7 июля 2016Медиа
162

«Я далека от мысли, что Андрея Некрасова кто-то купил»

Правозащитница и публицист Зоя Светова отвечает режиссеру Андрею Некрасову

 
Detailed_picture© Зураб Джавахадзе / ТАСС

После московского показа фильма «Закон Магнитского. За кулисами» его автор Андрей Некрасов дал интервью правозащитнице и публицисту Зое Световой. Позже в своем интервью COLTA.RU режиссер обвинил Зою Светову в искажении его слов. Андрей Некрасов продолжает отстаивать свою версию истории Магнитского и публично обвиняет свою оппонентку во лжи. COLTA.RU попросила Зою Светову, члена ОНК, участницу первого общественного расследования смерти Магнитского, прокомментировать эти заявления.

Мое интервью с Некрасовым, наверное, действительно получилось довольно яростным — и, наверное, это не интервью, взятое по строгим журналистским меркам, не интервью с «холодным носом». Я не могла, говоря с Андреем Некрасовым, не защитить память Сергея Магнитского. В этой истории мне прежде всего важно, что ему в тюрьме не оказывали медицинскую помощь, что он погиб в тюрьме, что его судили — против всех законов писаных и неписаных — посмертно.
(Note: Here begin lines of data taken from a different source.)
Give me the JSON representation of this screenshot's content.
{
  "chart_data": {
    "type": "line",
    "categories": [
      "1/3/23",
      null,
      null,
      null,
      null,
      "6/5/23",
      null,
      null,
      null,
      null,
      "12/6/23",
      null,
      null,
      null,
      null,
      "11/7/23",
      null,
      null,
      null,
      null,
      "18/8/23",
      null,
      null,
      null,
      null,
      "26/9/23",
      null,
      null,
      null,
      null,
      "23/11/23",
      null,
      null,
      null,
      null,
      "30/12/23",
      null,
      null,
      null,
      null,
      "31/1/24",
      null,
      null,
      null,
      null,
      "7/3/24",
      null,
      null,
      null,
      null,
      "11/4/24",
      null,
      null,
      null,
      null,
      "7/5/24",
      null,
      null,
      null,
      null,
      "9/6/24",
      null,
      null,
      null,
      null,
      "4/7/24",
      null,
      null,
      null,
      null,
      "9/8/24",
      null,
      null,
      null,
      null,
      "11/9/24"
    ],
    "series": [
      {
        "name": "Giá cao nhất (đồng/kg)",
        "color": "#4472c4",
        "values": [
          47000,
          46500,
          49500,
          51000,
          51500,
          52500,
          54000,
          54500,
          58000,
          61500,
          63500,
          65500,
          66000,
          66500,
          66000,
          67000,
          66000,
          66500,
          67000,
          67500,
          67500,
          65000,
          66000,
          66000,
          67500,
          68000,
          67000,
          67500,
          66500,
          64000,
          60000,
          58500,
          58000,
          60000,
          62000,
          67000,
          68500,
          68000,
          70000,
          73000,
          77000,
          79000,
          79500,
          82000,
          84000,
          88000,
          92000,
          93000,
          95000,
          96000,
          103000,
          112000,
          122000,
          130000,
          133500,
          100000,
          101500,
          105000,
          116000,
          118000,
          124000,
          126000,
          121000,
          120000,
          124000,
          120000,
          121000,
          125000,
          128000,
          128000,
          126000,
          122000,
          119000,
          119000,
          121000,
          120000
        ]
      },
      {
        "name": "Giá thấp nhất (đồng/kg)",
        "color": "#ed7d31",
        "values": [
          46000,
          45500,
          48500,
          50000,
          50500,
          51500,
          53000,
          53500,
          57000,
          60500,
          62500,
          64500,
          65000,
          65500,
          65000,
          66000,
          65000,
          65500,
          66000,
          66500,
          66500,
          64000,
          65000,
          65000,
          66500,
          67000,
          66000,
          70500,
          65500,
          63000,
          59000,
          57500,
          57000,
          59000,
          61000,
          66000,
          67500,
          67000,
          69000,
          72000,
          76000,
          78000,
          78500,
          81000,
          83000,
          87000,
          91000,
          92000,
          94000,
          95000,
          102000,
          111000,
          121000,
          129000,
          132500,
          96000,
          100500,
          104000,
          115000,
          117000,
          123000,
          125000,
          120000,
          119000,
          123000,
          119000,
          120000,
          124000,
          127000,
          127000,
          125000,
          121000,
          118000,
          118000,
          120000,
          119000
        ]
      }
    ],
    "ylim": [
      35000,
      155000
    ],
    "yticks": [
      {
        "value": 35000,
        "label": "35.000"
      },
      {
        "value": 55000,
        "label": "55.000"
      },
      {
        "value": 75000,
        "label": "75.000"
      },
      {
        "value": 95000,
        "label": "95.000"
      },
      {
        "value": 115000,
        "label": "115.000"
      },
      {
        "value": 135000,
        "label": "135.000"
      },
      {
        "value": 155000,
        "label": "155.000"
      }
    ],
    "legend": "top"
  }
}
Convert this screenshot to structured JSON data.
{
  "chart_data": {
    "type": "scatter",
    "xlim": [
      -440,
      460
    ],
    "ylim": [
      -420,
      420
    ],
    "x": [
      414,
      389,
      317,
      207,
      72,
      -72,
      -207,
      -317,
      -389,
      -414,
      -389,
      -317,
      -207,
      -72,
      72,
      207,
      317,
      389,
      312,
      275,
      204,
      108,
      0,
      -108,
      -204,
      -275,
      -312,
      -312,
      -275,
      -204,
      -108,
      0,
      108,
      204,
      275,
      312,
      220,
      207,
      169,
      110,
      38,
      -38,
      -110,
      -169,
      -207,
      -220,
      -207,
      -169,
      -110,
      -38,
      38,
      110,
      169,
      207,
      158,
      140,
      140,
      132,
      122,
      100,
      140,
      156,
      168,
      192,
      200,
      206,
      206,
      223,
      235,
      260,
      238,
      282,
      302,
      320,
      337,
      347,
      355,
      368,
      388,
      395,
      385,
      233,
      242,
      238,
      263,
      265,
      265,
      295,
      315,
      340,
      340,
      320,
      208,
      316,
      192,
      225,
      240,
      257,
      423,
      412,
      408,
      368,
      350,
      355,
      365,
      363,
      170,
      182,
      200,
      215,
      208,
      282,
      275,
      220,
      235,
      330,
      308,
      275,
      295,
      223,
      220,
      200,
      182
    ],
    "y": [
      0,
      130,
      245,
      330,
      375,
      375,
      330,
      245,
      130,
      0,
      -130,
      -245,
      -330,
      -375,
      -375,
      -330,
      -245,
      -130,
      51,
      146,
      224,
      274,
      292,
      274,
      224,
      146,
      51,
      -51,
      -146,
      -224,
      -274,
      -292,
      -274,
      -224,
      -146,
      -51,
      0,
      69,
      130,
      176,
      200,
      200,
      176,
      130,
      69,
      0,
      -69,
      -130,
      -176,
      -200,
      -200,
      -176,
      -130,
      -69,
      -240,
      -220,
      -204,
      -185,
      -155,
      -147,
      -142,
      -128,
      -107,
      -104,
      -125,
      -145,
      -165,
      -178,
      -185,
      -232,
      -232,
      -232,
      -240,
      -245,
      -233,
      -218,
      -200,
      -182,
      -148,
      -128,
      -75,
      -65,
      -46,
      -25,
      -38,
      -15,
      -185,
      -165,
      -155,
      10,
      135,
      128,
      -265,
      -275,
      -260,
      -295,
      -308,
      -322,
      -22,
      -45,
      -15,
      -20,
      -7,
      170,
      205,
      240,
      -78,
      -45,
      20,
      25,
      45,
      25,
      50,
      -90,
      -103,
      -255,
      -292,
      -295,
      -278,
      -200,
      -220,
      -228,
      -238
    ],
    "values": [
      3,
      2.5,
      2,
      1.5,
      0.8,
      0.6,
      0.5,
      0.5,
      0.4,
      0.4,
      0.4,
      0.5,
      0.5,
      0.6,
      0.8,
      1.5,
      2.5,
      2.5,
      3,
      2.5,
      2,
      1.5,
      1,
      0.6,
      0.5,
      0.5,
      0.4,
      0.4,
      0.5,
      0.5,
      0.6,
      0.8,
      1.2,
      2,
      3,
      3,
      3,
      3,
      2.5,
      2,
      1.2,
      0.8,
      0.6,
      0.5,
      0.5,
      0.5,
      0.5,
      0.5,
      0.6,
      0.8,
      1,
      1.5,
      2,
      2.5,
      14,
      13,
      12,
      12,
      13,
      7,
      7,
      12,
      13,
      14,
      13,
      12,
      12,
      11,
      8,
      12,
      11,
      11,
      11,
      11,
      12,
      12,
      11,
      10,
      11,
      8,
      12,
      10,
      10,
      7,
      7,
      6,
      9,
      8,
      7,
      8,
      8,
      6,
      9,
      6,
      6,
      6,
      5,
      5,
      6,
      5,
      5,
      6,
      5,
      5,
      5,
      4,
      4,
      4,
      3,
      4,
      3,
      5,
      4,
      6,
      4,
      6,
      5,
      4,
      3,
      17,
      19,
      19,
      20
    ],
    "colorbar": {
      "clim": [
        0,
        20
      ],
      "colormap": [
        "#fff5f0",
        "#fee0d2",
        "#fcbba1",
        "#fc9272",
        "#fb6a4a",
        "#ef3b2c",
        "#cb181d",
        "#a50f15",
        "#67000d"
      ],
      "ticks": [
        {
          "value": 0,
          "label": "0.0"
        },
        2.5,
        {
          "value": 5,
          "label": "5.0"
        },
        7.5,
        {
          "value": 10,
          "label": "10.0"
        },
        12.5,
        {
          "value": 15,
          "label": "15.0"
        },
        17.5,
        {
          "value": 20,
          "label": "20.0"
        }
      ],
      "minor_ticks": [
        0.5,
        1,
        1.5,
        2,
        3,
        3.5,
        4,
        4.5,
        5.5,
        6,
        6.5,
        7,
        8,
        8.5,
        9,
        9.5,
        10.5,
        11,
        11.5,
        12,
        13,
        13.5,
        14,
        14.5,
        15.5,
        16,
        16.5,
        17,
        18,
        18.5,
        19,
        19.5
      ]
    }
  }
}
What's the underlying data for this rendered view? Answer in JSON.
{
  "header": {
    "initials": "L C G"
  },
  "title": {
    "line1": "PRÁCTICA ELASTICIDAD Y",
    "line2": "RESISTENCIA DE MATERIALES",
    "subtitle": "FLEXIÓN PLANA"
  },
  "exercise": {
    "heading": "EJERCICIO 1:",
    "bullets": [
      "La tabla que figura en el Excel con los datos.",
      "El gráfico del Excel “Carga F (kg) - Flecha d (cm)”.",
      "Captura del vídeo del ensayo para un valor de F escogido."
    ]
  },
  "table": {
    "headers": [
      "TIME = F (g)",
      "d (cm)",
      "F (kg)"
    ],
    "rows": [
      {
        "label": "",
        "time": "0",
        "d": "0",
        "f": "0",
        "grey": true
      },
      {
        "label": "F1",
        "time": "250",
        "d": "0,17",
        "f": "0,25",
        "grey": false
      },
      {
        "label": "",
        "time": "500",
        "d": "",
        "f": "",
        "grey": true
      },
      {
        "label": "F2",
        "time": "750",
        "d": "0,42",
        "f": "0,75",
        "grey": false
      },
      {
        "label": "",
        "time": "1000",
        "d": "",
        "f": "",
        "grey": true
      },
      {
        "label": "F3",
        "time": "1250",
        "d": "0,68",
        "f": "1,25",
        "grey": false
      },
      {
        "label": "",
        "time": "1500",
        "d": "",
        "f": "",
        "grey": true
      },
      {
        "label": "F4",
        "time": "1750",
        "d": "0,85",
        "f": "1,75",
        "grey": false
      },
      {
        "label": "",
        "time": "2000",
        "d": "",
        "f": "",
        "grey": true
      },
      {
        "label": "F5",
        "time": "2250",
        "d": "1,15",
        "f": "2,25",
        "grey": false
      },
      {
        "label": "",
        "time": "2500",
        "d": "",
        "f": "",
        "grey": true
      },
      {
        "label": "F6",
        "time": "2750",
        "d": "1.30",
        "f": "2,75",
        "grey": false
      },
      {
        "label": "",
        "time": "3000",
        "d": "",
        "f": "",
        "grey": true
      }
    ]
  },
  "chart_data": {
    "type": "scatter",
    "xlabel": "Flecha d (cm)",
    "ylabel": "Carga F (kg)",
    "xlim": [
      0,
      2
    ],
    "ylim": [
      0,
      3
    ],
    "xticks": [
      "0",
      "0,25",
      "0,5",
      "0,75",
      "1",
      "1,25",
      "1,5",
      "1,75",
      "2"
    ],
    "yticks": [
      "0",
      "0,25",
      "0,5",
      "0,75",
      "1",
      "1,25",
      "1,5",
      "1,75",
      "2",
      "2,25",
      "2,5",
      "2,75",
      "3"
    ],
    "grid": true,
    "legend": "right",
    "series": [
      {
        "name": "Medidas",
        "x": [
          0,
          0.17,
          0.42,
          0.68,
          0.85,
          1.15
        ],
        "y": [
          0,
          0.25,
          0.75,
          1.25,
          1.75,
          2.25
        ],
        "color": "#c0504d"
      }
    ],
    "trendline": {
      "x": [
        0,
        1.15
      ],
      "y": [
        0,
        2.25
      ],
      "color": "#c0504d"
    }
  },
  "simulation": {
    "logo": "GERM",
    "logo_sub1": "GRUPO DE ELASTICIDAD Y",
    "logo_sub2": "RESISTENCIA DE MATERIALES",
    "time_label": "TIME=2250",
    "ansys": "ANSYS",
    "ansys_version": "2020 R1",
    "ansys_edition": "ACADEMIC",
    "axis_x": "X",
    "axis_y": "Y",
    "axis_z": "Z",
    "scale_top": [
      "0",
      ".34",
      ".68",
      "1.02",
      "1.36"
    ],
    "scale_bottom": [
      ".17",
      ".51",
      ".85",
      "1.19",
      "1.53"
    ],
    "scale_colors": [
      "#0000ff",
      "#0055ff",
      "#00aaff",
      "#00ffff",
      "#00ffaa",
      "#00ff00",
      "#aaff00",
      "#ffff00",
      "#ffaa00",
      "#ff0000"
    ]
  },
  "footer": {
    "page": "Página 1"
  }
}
История Сергея Магнитского для меня во многом — история очень личная. Я стала членом Общественной наблюдательной комиссии в конце 2008 года. А регулярно посещать СИЗО «Бутырка» мы, члены ОНК, начали в августе-сентябре 2009-го. Мы еще не знали, что там сидит Магнитский. И вдруг я читаю в «Ведомостях» о его смерти — на следующий день, 17 ноября 2009-го. Меня это потрясло — получалось, мы, правозащитники, может быть, могли бы что-то сделать, могли ему помочь. Но не сделали этого просто потому, что невозможно обойти все камеры и найти всех больных заключенных — ведь ни адвокаты Сергея Магнитского, ни его коллеги к нам за помощью не обращались. Это объяснимо: осенью 2009 года еще мало кто знал о существовании нашей комиссии. Мало кто знал, что правозащитники могут посещать заключенных в СИЗО и колониях вот так, как это делаем мы, — на регулярной основе.

Мы занялись расследованием смерти Сергея Магнитского — опрашивали сотрудников «Бутырки», потом «Матросской Тишины». Я тщательно изучала это дело и не раз потом о нем писала (например, тут, а также тут и тут. — Ред.). И уголовное дело было возбуждено после нашего расследования — результаты которого мы рассылали во все инстанции, добиваясь, чтобы начали расследовать его гибель в тюрьме.

Снимали реакции зрителей — то есть всех нас, не спрашивая, сделали массовкой.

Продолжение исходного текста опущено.